- 2 quarts freshly brewed plain coffee
- 1/2 cup sugar
- Kombucha scoby
In a glass or ceramic container, dissolve the sugar in the hot coffee and allow the mixture to cool to room temperature. Be sure the coffee is free of leftover coffee grounds. Add the kombucha scoby and cover the jar with a tight-weave tea towel, paper coffee filter, etc. secured with a tight rubber band. This covering will allow the gas created during fermentation to escape while keeping bugs out. Allow the jar to sit undisturbed at room temperature out of direct sunlight for at least seven days. After seven days, start tasting the kombucha daily using a straw. Halt the process when the kombucha coffee tastes pleasant to you.
Additional Considerations When Making Kombucha Coffee:
- Coffee is very acidic, therefore starter kombucha tea or vinegar is not required (unlike when kombucha is made with black, green, or herbal teas).
- Use a spare kombucha culture. Once a culture is used to make kombucha coffee, it should not be used to brew batches of kombucha tea.
- Because coffee contains oils, it is possible for rancidity to occur. Watch your batch closely and limit fermentation time to only what is necessary to achieve the desired taste. Never consume any kombucha that looks, tastes or smells unpleasant.

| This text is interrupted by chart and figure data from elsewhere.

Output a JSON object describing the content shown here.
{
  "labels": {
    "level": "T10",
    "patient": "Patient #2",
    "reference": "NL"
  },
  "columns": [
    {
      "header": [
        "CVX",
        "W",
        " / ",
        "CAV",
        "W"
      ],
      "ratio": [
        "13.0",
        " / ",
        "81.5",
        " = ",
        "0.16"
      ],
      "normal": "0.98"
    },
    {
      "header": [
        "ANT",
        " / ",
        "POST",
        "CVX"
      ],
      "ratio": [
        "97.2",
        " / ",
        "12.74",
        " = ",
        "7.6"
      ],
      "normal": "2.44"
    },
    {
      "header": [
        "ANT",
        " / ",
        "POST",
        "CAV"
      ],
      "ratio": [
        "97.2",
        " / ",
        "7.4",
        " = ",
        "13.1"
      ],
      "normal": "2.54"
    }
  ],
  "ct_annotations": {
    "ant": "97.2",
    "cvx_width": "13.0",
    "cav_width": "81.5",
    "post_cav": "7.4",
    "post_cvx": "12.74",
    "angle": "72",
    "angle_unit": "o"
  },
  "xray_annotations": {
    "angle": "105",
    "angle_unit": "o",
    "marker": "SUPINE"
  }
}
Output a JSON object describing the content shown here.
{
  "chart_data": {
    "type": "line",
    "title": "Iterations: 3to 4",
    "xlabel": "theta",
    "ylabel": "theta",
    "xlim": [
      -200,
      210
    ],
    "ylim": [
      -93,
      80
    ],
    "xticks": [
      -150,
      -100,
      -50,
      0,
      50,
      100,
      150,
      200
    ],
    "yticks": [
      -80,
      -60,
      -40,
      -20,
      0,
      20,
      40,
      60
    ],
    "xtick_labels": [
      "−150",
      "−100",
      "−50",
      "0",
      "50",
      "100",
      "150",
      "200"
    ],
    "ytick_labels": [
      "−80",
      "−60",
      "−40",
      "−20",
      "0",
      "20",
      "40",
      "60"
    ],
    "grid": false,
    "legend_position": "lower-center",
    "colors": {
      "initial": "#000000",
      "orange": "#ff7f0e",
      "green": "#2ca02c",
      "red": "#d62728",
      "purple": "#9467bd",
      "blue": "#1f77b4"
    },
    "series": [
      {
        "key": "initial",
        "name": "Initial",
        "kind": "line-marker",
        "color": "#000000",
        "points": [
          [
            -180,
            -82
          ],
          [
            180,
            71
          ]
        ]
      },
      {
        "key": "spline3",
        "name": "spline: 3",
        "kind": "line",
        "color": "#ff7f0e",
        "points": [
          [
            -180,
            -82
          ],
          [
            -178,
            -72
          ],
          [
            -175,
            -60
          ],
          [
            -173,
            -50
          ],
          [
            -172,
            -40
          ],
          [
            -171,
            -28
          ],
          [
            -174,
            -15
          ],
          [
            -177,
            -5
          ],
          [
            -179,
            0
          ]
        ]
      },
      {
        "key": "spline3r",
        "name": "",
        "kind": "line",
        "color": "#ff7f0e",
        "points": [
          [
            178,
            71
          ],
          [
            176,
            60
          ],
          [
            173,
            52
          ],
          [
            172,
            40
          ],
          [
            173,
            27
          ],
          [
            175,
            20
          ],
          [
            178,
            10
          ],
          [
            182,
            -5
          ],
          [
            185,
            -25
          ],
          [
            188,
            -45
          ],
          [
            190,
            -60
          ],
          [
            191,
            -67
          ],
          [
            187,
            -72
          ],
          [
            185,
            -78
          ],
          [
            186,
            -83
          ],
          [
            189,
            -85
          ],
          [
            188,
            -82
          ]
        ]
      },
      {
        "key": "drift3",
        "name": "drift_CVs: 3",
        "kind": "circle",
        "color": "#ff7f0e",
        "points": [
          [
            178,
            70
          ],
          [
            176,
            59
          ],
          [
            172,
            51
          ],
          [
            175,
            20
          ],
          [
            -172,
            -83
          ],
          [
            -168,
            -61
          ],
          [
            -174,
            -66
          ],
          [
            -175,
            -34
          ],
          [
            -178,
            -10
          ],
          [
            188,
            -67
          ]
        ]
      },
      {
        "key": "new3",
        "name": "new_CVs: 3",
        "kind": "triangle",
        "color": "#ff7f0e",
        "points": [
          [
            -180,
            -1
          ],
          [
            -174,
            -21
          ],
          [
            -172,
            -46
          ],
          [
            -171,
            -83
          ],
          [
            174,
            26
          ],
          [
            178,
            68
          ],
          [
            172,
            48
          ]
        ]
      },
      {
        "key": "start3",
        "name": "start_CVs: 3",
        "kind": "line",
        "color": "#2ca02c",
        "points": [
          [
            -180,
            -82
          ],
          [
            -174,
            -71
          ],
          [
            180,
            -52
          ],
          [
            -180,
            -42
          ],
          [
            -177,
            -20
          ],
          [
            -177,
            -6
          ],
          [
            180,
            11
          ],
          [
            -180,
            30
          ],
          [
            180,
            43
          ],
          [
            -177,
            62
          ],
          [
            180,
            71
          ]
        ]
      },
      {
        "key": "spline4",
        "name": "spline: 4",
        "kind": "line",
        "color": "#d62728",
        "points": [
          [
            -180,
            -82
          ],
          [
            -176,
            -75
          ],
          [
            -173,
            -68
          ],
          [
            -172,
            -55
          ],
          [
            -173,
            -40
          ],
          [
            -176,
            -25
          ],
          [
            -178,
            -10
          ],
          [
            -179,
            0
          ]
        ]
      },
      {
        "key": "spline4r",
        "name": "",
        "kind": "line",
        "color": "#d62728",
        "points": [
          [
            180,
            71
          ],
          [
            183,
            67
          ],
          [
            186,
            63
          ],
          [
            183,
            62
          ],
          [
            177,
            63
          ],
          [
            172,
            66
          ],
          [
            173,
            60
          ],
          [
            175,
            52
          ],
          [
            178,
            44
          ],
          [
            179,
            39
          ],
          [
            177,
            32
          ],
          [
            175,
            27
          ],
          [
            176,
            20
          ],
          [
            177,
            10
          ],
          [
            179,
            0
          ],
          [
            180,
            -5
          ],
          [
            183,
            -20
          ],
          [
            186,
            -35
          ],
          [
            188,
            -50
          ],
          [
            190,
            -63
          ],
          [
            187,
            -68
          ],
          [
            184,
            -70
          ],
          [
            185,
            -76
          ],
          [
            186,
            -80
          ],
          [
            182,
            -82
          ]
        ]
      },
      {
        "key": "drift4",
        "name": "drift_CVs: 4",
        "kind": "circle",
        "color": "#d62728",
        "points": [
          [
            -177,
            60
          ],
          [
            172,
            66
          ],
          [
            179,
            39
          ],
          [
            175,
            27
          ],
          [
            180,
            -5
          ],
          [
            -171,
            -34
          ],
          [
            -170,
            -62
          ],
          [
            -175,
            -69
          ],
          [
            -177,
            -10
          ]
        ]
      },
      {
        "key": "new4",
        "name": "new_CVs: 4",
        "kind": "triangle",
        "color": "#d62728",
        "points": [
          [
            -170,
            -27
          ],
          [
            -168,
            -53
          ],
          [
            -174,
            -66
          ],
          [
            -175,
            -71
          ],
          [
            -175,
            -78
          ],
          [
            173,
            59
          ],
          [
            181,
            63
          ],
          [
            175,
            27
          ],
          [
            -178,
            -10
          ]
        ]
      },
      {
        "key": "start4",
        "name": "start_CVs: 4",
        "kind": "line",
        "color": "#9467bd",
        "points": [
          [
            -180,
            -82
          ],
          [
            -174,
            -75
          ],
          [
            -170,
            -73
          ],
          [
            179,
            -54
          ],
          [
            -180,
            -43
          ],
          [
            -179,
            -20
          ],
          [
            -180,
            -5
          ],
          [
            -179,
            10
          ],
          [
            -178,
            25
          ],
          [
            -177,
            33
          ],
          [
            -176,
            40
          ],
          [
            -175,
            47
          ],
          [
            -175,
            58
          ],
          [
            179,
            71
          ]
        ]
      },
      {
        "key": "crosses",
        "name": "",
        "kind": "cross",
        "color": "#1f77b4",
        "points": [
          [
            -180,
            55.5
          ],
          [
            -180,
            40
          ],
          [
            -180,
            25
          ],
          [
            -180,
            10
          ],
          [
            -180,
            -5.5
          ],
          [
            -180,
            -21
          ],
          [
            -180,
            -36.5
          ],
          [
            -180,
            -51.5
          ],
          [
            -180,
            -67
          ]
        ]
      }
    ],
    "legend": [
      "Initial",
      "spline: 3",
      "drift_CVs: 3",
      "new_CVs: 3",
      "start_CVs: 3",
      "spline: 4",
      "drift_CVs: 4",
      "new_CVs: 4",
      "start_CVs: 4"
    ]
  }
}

- Coffee will generally stain the kombucha culture so you may see brown spots on the scoby.
- Some people claim kombucha coffee brews faster than kombucha tea while others claim it is slower. Be sure to taste your batch regularly so you can stop the fermentation process at the point you find the taste agreeable.
- Kombucha coffee should be served room temperature or cold. Do not heat the kombucha coffee as heating will destroy most of the beneficial yeasts and bacteria.
- Some people find that kombucha coffee is less acidic to drink than regular coffee.